Footsie to its friends
Lex features the FTSE 100 index, or at least its constituents, on an almost daily basis. Awkwardly, it was not always that way.
When it was born 40 years ago this week, the index that would help revolutionise markets was initially named the “SE 100”. It was not until a rebrand over a month later to include “FT” that Lex initiated coverage, dubbing the index “footsie to its friends”.
The FTSE 100 was originally conceived to help the London futures market offer more products. Lex noted it “should gain a following in the equity cash market as well”.
Its anniversary offers an opportunity for amusement at past understatements. But it also comes at a time of serious soul-searching for UK equity markets. The FTSE 100 and its sister indices will require fresh impetus to gee them up for the next 40 years.
Membership of the FTSE 100 no longer holds the prestige it once did, even with the index money that now tracks its constituents. It trades at a 45 per cent discount to the S&P 500 on forward earnings, partly because of its lack of large tech companies. The discount to the MSCI world index, ex-the US, is smaller but still not inconsiderable at 19 per cent.

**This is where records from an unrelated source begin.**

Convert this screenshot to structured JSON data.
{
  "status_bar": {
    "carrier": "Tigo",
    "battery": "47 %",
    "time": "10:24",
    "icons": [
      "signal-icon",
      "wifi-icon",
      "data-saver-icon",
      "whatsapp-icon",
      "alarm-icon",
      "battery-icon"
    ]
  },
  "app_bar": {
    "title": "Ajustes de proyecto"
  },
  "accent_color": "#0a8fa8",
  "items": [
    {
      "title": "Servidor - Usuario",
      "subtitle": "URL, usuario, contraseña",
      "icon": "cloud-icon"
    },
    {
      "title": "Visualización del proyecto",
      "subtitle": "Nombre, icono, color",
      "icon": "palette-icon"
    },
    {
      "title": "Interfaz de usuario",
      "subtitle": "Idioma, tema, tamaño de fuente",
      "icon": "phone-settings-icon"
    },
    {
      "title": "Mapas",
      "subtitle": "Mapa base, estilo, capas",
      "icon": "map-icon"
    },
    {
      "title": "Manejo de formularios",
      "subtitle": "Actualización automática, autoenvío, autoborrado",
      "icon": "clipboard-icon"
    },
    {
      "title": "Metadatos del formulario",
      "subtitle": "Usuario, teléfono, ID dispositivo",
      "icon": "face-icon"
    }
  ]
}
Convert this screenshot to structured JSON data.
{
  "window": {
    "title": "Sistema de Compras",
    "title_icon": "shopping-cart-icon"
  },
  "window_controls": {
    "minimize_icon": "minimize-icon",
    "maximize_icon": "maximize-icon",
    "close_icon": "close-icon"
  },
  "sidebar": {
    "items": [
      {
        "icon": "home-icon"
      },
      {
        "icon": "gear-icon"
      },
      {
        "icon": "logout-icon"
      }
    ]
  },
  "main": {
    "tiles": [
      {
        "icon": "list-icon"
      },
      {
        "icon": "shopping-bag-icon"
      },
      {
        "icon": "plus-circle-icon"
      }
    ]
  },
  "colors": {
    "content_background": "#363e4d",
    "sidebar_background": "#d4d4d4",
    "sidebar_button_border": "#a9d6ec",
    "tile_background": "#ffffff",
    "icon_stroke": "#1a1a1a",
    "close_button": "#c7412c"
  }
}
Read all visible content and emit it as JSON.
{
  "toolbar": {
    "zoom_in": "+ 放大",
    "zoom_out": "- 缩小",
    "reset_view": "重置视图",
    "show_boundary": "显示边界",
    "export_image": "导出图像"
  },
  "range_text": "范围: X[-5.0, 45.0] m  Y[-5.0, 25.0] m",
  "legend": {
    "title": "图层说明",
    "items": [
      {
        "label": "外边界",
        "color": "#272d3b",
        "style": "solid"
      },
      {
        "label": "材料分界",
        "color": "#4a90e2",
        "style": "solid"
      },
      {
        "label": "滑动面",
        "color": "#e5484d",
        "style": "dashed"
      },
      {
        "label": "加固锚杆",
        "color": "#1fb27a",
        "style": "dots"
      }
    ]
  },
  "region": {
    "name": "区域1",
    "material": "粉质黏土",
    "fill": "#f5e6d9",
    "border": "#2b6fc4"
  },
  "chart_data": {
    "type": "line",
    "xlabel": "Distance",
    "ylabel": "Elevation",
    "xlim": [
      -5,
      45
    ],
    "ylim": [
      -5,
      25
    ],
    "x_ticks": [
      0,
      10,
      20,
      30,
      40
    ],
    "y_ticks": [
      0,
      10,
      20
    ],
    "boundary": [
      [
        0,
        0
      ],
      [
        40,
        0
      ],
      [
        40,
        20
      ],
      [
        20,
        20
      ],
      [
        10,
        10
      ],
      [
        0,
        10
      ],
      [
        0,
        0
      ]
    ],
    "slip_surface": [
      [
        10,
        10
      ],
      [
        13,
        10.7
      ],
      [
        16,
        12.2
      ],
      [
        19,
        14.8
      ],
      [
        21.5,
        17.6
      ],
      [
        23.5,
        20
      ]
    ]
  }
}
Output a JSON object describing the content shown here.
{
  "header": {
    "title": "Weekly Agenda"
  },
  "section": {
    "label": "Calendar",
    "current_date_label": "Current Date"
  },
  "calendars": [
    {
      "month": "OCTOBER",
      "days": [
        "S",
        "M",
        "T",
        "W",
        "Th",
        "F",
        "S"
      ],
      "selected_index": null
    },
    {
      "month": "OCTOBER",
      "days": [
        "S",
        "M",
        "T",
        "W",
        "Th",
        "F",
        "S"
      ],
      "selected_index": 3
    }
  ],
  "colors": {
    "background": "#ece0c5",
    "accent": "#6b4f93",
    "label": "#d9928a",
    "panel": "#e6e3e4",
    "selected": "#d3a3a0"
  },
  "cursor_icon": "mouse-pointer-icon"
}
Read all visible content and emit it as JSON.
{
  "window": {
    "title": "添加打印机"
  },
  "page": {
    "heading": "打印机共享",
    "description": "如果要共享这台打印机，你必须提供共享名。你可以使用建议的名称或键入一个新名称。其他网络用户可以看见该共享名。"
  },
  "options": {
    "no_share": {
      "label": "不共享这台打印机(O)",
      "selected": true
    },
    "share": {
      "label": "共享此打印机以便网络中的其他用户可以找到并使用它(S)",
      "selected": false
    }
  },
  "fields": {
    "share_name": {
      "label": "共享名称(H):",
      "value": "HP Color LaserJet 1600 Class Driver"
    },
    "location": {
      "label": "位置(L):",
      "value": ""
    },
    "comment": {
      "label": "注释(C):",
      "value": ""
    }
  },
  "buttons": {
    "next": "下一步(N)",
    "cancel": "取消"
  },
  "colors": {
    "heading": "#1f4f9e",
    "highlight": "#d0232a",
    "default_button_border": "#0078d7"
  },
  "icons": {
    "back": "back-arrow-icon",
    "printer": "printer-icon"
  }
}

Companies such as Smurfit Kappa have highlighted that valuation gap in seeking to move their primary listings to New York. Weaker liquidity is also blamed for London missing out on big listings, such as that of UK chipmaker Arm last year.
Once upon a time the cachet, and cash, attached to FTSE inclusion was seen as easily outweighing the governance strictures of joining the club of “premium” stocks on the London market. No longer. Changes to listing rules are undeniably chipping away at the shareholder protection the UK market once wore as a badge of pride.
The index itself, with its own rules set by FTSE Russell, will need to keep pace with modernisation efforts. But that won’t address underlying challenges. Efforts to boost the flow of pension fund money into the market, while welcome, will not bear fruit quickly — with calls for more immediate action, including a “British Isa”, growing.
The truth is that no proposal in isolation can bring the quick fix that City reformers desire. But birthdays are a time to take stock — and the FTSE 100, born out of London’s desire to grow and succeed, needs that if it is to repeat the feat in the decades to come.